Beberapa jam setelah menunggu, akhirnya Raihan membuka kedua matanya. Maya yang tengah duduk menunggu dan melihat hal tersebut buru-buru menyebut nama pria itu dengan perasaan cemas dan haru.
“Mas, Maya panggil dokter dulu!” ucapnya buru-buru pergi keluar dari bilik kamar untuk memanggil dokter.
Seorang pria dengan jubah putih dan seorang suster muncul setelahnya dan memeriksa kondisi Raihan, lalu mengatakan bahwa Raihan sudah melewati masa kristisnya dan kondisinya bisa segera pulih. Dokter pun akan segera memindahkan Raihan menuju ruang perawatan.
“Maaf, May,” ucap Raihan dengan pelan, ia tampak bersusah payah ketika menggerakan bibirnya.

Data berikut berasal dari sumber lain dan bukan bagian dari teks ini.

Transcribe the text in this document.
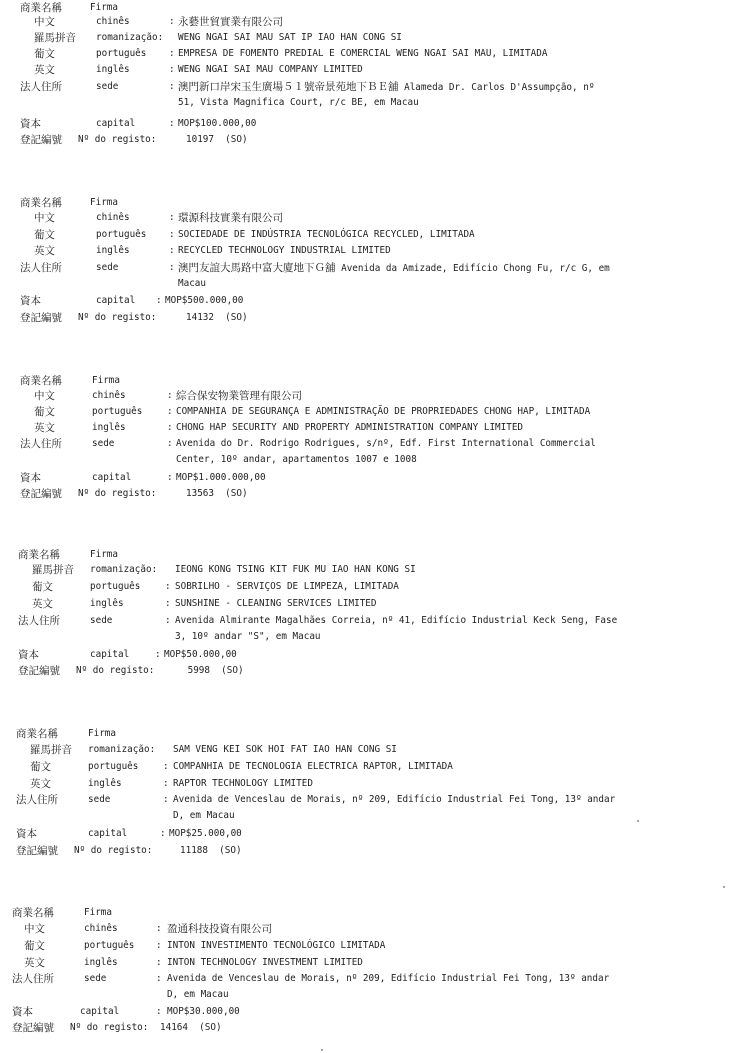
商業名稱	Firma
中文	chinês	: 永藝世貿實業有限公司
羅馬拼音 romanização: WENG NGAI SAI MAU SAT IP IAO HAN CONG SI
葡文	português : EMPRESA DE FOMENTO PREDIAL E COMERCIAL WENG NGAI SAI MAU, LIMITADA
英文	inglês	: WENG NGAI SAI MAU COMPANY LIMITED
法人住所	sede	: 澳門新口岸宋玉生廣場５１號帝景苑地下ＢＥ舖 Alameda Dr. Carlos D'Assumpção, nº
51, Vista Magnifica Court, r/c BE, em Macau
資本	capital	: MOP$100.000,00
登記編號 Nº do registo:	10197  (SO)
商業名稱	Firma
中文	chinês	: 環源科技實業有限公司
葡文	português : SOCIEDADE DE INDÚSTRIA TECNOLÓGICA RECYCLED, LIMITADA
英文	inglês	: RECYCLED TECHNOLOGY INDUSTRIAL LIMITED
法人住所	sede	: 澳門友誼大馬路中富大廈地下Ｇ舖 Avenida da Amizade, Edifício Chong Fu, r/c G, em
Macau
資本	capital : MOP$500.000,00
登記編號 Nº do registo:	14132  (SO)
商業名稱	Firma
中文	chinês	: 綜合保安物業管理有限公司
葡文	português	: COMPANHIA DE SEGURANÇA E ADMINISTRAÇÃO DE PROPRIEDADES CHONG HAP, LIMITADA
英文	inglês	: CHONG HAP SECURITY AND PROPERTY ADMINISTRATION COMPANY LIMITED
法人住所	sede	: Avenida do Dr. Rodrigo Rodrigues, s/nº, Edf. First International Commercial
Center, 10º andar, apartamentos 1007 e 1008
資本	capital	: MOP$1.000.000,00
登記編號 Nº do registo:	13563  (SO)
商業名稱	Firma
羅馬拼音 romanização: IEONG KONG TSING KIT FUK MU IAO HAN KONG SI
葡文	português	: SOBRILHO - SERVIÇOS DE LIMPEZA, LIMITADA
英文	inglês	: SUNSHINE - CLEANING SERVICES LIMITED
法人住所	sede	: Avenida Almirante Magalhães Correia, nº 41, Edifício Industrial Keck Seng, Fase
3, 10º andar "S", em Macau
資本	capital	: MOP$50.000,00
登記編號 Nº do registo:	5998  (SO)
商業名稱	Firma
羅馬拼音 romanização: SAM VENG KEI SOK HOI FAT IAO HAN CONG SI
葡文	português	: COMPANHIA DE TECNOLOGIA ELECTRICA RAPTOR, LIMITADA
英文	inglês	: RAPTOR TECHNOLOGY LIMITED
法人住所	sede	: Avenida de Venceslau de Morais, nº 209, Edifício Industrial Fei Tong, 13º andar
D, em Macau
資本	capital	: MOP$25.000,00
登記編號 Nº do registo:	11188  (SO)
商業名稱	Firma
中文	chinês	: 盈通科技投資有限公司
葡文	português : INTON INVESTIMENTO TECNOLÓGICO LIMITADA
英文	inglês	: INTON TECHNOLOGY INVESTMENT LIMITED
法人住所	sede	: Avenida de Venceslau de Morais, nº 209, Edifício Industrial Fei Tong, 13º andar
D, em Macau
資本	capital	: MOP$30.000,00
登記編號 Nº do registo: 14164  (SO)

“Kenapa minta maaf? Mas nggak perlu memikirkan apapun dulu, yang penting Mas harus berjuang untuk sembuh,” sahut Maya berusaha menahan air matanya.

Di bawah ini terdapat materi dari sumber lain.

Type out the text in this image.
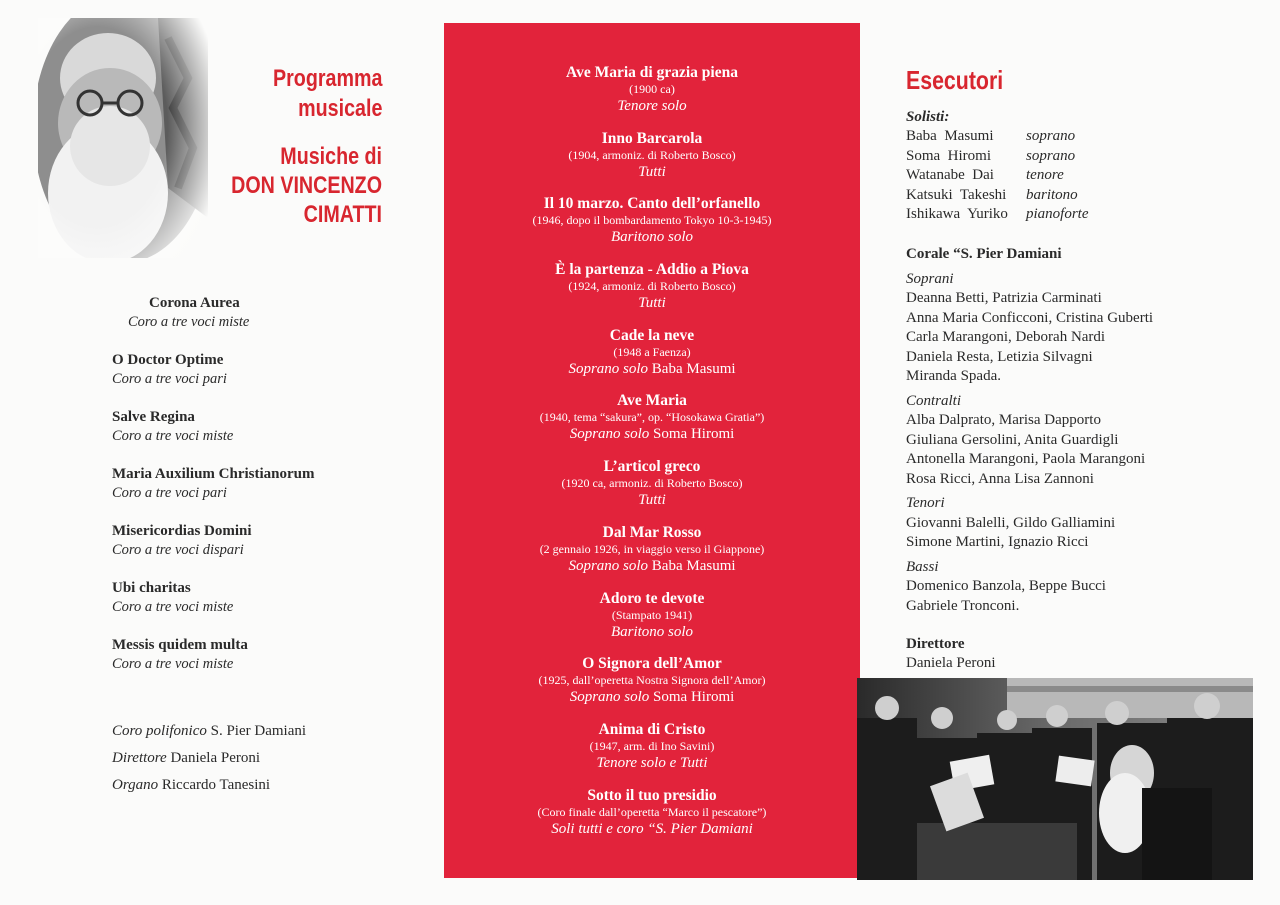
Programma
musicale
Musiche di
DON VINCENZO
CIMATTI
Corona Aurea
Coro a tre voci miste
O Doctor Optime
Coro a tre voci pari
Salve Regina
Coro a tre voci miste
Maria Auxilium Christianorum
Coro a tre voci pari
Misericordias Domini
Coro a tre voci dispari
Ubi charitas
Coro a tre voci miste
Messis quidem multa
Coro a tre voci miste
Coro polifonico S. Pier Damiani
Direttore Daniela Peroni
Organo Riccardo Tanesini
Ave Maria di grazia piena
(1900 ca)
Tenore solo
Inno Barcarola
(1904, armoniz. di Roberto Bosco)
Tutti
Il 10 marzo. Canto dell’orfanello
(1946, dopo il bombardamento Tokyo 10-3-1945)
Baritono solo
È la partenza - Addio a Piova
(1924, armoniz. di Roberto Bosco)
Tutti
Cade la neve
(1948 a Faenza)
Soprano solo Baba Masumi
Ave Maria
(1940, tema “sakura”, op. “Hosokawa Gratia”)
Soprano solo Soma Hiromi
L’articol greco
(1920 ca, armoniz. di Roberto Bosco)
Tutti
Dal Mar Rosso
(2 gennaio 1926, in viaggio verso il Giappone)
Soprano solo Baba Masumi
Adoro te devote
(Stampato 1941)
Baritono solo
O Signora dell’Amor
(1925, dall’operetta Nostra Signora dell’Amor)
Soprano solo Soma Hiromi
Anima di Cristo
(1947, arm. di Ino Savini)
Tenore solo e Tutti
Sotto il tuo presidio
(Coro finale dall’operetta “Marco il pescatore”)
Soli tutti e coro “S. Pier Damiani
Esecutori
Solisti:
Baba  Masumi	soprano
Soma  Hiromi	soprano
Watanabe  Dai	tenore
Katsuki  Takeshi	baritono
Ishikawa  Yuriko	pianoforte
Corale “S. Pier Damiani
Soprani
Deanna Betti, Patrizia Carminati
Anna Maria Conficconi, Cristina Guberti
Carla Marangoni, Deborah Nardi
Daniela Resta, Letizia Silvagni
Miranda Spada.
Contralti
Alba Dalprato, Marisa Dapporto
Giuliana Gersolini, Anita Guardigli
Antonella Marangoni, Paola Marangoni
Rosa Ricci, Anna Lisa Zannoni
Tenori
Giovanni Balelli, Gildo Galliamini
Simone Martini, Ignazio Ricci
Bassi
Domenico Banzola, Beppe Bucci
Gabriele Tronconi.
Direttore
Daniela Peroni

“Berjanjilah kalau kamu akan hidup dengan bahagia, May.”
“Pasti dong apalagi Maya punya Mas Raihan yang super sabar dan penyayang.” Maya menarik kedus sudut bibirnya keatas dengan kedua mata yang mulai berkaca-kaca.
“Hal apapun yang terjadi adalah takdir Allah. Kamu tidak harus menyalahkan diri kamu sendiri..”
“Mas…” Maya memotong ucapan Raihan dengan suara gemetar.
“Kamu harus kuat menghadapinya.”
Satu demi satu air mata Maya mulai turun dan hatinya terasa begitu perih dengan cabikan yang benar-benar menyakitkan.
Tiba-tiba patient monitor memekik nyaring seiring dengan suara berderak yang muncul dari mulut Raihan, Maya tampak panik dan berteriak kencang untuk memanggil dokter, namun saat ia kembali menatap Raihan, pria itu sudah menutup matanya rapat-rapat.
“Dokter! Dokter!” Maya terus berteriak, ia yakin bahwa Raihan hanya tertidur sebentar.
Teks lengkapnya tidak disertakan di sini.